With annual raises potentially on the chopping block at General Electric, C-suites are expected to closely monitor the outcome. Benefit brokers and advisers also might want to do the same to help employer clients tailor total compensation programs to an evolving labor market.

GE executives will decide in the coming months whether to give managers more flexibility in the way they reward employee performance, executives say, rather than be tethered to this longtime HR practice. Their impending review mirrors a trend in Silicon Valley where continuous feedback is replacing traditional annual performance reviews.

However, producers also might want to consider that 20% of 1,500 workers surveyed by the Employee Benefit Research Institute and Greenwald & Associates would prefer higher pay to more robust healthcare benefits. What’s perhaps most significant is that it’s double the percentage who would have made that choice in 2012. One irony observers cite is that higher employer-provided healthcare costs under the Affordable Care Act have flattened wages.

Low unemployment in the 5% range is certainly stoking the talent war to a point where paid leave after the birth of a child is a staple in Silicon Valley, notes Paul Fronstin, director of EBRI’s health research and education program. “Companies are doing what they have to do to be competitive in the labor market, whether it’s raises for key performers or enhanced benefits,” he explains.

While most workers are happy with their health benefits, Fronstin says it’s easy to argue that many of them are over-insured, considering only about 20% of the population accounts for 80% of annual healthcare spending. He says the answer could be more freedom of choice on how dollars are allocated toward pay and benefits, including private exchanges and telemedicine as more cost-conscious conduits across a changing landscape.

Custom treatment
It’s all part of a larger movement afoot geared toward customizing rewards for people at different life stages, says Sandra McLellan, who heads up the rewards consulting practice for Willis Towers Watson in North America. For example, some employees may want more paid time off than a salary increase. She says it’s all about tradeoffs.

Whatever is decided, employers and employees alike certainly face tough calls. If a company whose average wage is $60,000 faces a 16% rate increase in its group health insurance plan, the $2,000 more that’s needed per employee would mirror a modest annual pay increase, according to Joe Markland, president of HR Technology Advisors, LLC.

“So how do you take a 3.3% hit per person on their wages for healthcare, and then give them a raise of 3%, while inflation is at about 1%?” he wonders. “How do you absorb 6% to absorb the healthcare cost and give someone a raise? I think all this is steamrolling to a major battle between the government-paid healthcare and private-paid healthcare.”

In designing a total rewards package that will please employees without breaking the bank, the key to success is a thoughtfully designed communication strategy, observes Beverly Beattie, founder and CEO of Selden Beattie Benefit Advisers in Miami.
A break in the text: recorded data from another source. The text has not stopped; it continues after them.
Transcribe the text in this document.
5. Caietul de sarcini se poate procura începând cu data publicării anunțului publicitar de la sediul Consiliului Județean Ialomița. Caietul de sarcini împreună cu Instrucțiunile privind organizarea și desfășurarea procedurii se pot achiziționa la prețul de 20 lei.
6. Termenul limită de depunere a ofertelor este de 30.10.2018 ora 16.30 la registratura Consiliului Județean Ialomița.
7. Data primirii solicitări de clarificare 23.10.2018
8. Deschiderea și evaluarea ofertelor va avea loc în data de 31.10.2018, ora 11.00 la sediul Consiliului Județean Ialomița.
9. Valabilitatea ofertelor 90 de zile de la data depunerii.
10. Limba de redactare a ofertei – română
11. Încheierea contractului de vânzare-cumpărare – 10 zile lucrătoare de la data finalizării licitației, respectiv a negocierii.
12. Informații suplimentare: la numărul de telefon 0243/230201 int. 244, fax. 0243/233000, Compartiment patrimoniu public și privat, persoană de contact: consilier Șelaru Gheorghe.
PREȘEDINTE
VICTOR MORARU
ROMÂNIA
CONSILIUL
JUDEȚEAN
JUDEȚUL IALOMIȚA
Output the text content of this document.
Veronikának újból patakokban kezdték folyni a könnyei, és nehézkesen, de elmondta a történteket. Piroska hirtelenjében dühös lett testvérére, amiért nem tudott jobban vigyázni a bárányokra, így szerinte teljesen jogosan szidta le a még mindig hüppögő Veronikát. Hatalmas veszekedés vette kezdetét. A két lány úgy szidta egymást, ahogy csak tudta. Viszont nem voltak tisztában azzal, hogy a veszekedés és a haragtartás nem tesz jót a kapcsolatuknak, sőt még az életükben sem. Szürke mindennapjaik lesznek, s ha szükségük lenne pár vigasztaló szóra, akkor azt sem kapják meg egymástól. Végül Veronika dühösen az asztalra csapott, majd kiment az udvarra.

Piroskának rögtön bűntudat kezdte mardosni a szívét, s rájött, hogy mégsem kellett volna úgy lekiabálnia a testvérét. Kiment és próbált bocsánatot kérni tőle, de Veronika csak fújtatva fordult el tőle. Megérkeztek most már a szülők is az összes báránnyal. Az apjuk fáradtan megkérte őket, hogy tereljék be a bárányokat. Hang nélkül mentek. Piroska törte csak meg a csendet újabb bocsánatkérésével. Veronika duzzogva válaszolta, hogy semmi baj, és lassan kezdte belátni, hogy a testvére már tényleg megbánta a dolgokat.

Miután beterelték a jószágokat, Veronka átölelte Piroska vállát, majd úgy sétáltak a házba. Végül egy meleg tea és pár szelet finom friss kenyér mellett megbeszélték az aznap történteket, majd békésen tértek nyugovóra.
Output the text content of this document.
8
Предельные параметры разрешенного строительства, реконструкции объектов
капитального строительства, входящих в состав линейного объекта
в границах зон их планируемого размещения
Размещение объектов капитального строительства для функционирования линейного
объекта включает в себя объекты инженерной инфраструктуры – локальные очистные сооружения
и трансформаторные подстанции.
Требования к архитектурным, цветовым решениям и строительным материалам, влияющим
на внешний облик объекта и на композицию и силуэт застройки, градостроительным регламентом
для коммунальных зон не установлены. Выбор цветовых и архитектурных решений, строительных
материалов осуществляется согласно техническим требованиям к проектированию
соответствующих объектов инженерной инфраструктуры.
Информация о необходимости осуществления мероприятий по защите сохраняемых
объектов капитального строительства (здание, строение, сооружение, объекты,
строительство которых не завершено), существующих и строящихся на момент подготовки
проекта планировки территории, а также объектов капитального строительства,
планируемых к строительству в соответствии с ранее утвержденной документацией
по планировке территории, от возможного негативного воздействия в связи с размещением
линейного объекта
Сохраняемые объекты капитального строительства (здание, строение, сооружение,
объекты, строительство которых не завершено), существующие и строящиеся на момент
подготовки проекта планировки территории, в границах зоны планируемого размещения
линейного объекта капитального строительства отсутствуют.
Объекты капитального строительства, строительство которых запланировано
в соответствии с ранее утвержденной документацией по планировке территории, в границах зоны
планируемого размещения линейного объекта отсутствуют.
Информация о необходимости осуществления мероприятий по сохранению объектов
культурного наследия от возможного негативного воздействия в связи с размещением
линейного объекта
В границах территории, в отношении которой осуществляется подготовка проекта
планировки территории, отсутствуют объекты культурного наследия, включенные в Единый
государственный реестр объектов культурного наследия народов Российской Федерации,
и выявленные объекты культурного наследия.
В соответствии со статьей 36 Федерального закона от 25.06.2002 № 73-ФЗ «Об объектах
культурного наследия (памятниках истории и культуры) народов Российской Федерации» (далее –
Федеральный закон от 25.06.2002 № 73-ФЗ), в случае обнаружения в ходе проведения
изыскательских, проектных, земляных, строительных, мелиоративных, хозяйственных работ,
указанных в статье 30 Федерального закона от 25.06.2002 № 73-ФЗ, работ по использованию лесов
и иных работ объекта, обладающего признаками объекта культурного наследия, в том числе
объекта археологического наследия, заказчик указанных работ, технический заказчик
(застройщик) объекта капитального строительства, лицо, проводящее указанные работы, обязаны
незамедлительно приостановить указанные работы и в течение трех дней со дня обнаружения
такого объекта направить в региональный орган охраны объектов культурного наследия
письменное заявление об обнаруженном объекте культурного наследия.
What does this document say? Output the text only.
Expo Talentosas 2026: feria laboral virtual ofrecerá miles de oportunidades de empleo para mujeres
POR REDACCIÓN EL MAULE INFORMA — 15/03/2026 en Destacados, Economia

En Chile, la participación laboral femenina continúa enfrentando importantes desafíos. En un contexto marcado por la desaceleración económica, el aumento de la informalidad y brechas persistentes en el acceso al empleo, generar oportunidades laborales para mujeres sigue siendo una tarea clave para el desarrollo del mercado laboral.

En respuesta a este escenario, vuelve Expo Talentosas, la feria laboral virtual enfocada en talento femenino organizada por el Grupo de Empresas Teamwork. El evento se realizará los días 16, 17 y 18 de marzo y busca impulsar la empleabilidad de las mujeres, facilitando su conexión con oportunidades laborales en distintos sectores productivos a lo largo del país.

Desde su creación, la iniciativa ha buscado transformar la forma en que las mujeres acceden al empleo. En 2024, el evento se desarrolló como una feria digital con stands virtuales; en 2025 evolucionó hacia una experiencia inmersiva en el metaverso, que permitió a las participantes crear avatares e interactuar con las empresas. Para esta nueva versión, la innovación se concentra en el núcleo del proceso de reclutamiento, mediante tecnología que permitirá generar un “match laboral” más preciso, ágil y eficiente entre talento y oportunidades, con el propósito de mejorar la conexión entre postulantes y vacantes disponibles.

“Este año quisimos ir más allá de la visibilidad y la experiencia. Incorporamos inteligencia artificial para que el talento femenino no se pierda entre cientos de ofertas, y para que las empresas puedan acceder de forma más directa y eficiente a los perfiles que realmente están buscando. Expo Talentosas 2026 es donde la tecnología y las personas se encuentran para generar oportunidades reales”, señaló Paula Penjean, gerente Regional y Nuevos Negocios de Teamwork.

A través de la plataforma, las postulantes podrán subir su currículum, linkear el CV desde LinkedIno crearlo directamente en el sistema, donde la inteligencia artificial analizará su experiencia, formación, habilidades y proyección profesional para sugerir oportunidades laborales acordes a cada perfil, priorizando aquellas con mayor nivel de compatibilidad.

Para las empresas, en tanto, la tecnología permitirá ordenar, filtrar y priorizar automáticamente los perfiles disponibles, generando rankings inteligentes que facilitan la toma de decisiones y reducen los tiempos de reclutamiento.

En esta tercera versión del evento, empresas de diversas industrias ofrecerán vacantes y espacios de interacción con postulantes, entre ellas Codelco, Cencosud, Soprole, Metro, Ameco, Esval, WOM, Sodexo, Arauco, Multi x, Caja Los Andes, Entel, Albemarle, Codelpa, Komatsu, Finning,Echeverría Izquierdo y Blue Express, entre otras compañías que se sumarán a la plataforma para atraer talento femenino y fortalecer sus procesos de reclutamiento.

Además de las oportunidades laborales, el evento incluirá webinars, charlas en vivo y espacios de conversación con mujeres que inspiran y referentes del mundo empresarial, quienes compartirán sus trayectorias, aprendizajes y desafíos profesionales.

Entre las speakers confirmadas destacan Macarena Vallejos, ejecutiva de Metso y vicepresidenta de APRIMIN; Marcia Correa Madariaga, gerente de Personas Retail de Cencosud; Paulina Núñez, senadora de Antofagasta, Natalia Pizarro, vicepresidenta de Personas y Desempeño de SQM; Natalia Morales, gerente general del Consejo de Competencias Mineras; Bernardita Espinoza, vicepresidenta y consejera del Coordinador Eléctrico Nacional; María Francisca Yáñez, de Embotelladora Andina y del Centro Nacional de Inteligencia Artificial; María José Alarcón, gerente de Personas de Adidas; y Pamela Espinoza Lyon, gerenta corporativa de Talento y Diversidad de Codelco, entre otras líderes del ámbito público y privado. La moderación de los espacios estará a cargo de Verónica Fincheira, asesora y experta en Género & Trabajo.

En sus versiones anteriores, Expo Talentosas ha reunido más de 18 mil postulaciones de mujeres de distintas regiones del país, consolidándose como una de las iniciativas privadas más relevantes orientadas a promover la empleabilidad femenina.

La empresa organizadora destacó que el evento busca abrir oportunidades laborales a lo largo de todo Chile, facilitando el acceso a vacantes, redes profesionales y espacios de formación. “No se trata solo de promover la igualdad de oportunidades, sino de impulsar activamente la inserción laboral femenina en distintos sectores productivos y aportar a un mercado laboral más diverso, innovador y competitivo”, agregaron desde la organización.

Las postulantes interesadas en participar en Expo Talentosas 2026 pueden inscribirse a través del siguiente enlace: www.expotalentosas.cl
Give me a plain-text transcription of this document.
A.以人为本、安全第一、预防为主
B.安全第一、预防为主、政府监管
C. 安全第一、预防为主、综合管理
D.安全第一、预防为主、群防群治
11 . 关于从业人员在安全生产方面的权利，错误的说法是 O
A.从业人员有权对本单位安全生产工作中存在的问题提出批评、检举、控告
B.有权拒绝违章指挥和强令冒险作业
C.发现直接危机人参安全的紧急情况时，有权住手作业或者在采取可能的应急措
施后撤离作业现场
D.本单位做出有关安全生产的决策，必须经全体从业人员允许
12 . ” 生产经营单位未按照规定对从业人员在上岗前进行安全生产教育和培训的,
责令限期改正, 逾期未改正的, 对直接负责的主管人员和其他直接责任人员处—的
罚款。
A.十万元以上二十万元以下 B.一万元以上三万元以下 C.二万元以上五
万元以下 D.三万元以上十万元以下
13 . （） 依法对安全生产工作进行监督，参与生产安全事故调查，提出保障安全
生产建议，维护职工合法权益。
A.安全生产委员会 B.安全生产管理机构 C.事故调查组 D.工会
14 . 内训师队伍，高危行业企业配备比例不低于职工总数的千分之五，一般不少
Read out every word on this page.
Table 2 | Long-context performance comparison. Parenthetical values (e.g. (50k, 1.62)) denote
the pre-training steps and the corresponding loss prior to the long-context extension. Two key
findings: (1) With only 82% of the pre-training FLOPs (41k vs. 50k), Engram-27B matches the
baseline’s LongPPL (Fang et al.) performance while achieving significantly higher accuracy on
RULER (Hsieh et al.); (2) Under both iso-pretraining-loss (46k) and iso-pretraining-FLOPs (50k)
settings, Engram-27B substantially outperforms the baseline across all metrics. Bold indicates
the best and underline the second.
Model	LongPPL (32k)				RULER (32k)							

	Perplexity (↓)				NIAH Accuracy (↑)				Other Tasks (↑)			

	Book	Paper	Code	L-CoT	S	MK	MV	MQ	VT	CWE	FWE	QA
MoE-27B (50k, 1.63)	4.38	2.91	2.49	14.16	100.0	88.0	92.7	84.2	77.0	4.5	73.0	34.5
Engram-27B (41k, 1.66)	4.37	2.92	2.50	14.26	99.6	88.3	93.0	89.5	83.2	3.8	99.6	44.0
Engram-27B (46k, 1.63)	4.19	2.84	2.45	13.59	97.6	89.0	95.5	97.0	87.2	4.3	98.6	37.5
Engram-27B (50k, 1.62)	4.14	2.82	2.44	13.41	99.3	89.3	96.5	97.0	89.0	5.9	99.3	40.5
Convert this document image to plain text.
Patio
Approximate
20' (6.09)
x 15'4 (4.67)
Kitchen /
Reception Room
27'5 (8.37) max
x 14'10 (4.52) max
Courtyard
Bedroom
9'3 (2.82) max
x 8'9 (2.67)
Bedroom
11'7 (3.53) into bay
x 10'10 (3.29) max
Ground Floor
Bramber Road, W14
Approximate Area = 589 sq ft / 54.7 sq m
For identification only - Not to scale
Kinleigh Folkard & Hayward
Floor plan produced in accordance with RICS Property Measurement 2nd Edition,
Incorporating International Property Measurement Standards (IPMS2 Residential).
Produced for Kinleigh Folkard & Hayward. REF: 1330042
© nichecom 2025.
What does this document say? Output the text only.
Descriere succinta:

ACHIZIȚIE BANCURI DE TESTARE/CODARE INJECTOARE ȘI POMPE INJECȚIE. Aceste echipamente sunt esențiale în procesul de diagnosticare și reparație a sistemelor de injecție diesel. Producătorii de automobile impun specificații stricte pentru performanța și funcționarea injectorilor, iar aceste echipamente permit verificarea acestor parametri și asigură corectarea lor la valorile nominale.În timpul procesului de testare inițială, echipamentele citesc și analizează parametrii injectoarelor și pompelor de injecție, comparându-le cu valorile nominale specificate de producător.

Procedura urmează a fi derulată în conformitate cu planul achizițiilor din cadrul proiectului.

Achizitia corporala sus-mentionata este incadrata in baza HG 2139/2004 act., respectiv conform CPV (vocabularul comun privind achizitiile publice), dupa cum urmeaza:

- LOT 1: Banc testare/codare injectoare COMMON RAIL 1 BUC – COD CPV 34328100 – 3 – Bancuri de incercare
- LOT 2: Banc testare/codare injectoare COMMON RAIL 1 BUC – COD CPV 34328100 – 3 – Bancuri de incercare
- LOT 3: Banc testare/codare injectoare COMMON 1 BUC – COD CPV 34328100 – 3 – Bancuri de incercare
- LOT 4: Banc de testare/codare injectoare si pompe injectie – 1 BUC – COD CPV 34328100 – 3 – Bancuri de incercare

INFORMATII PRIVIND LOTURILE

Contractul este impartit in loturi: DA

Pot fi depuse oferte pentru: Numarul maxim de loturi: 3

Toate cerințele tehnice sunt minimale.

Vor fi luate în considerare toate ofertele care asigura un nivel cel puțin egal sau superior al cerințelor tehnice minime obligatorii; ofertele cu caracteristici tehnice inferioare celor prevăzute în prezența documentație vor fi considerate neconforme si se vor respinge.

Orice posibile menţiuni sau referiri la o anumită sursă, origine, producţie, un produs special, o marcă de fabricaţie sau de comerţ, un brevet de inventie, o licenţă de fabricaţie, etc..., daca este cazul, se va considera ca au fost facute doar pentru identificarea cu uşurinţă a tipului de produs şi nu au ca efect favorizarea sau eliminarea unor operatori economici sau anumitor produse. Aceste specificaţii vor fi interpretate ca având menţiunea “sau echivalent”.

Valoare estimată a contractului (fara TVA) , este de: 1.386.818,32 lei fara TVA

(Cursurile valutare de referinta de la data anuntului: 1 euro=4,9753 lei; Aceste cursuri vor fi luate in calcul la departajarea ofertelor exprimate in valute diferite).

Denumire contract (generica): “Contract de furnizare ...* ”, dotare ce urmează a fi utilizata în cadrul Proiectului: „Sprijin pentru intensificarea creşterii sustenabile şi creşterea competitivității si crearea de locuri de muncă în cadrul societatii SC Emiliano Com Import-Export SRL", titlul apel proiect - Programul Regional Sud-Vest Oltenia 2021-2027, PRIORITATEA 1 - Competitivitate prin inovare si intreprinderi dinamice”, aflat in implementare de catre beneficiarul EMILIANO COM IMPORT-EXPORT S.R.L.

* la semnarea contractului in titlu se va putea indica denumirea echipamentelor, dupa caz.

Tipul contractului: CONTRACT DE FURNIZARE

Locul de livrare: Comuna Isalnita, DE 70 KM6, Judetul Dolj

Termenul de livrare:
“The biggest challenge, yet greatest opportunity,” she says, “lies in the creation of a robust employee benefits education program that ultimately increases their value perception of their benefits and may actually leave more money in their pocket.”

Such an effort includes teaching employees how to be wise shoppers of healthcare services and explaining in simple terms the tax savings from contributing to a flexible spending account or health savings account.

Employees also can be taught “how to bundle the right voluntary benefits that help offset large deductibles,” Beattie notes. However, Markland isn’t sure there would be any money left for cash-strapped employees to purchase those financial-protection products.

Education is equally important in shaping communications that benefit brokers and advisers have with their employer clients. “My sense is that the way they consult around benefits needs to be informed by what they know is happening in the compensation space,” McLellan observes.

For example, while some may not be able to suggest how an incentive plan is actually designed, the focus could be on how people receive their rewards for performance. The next step, she says, would be “to ask the question about whether or not some of those should be in benefits.”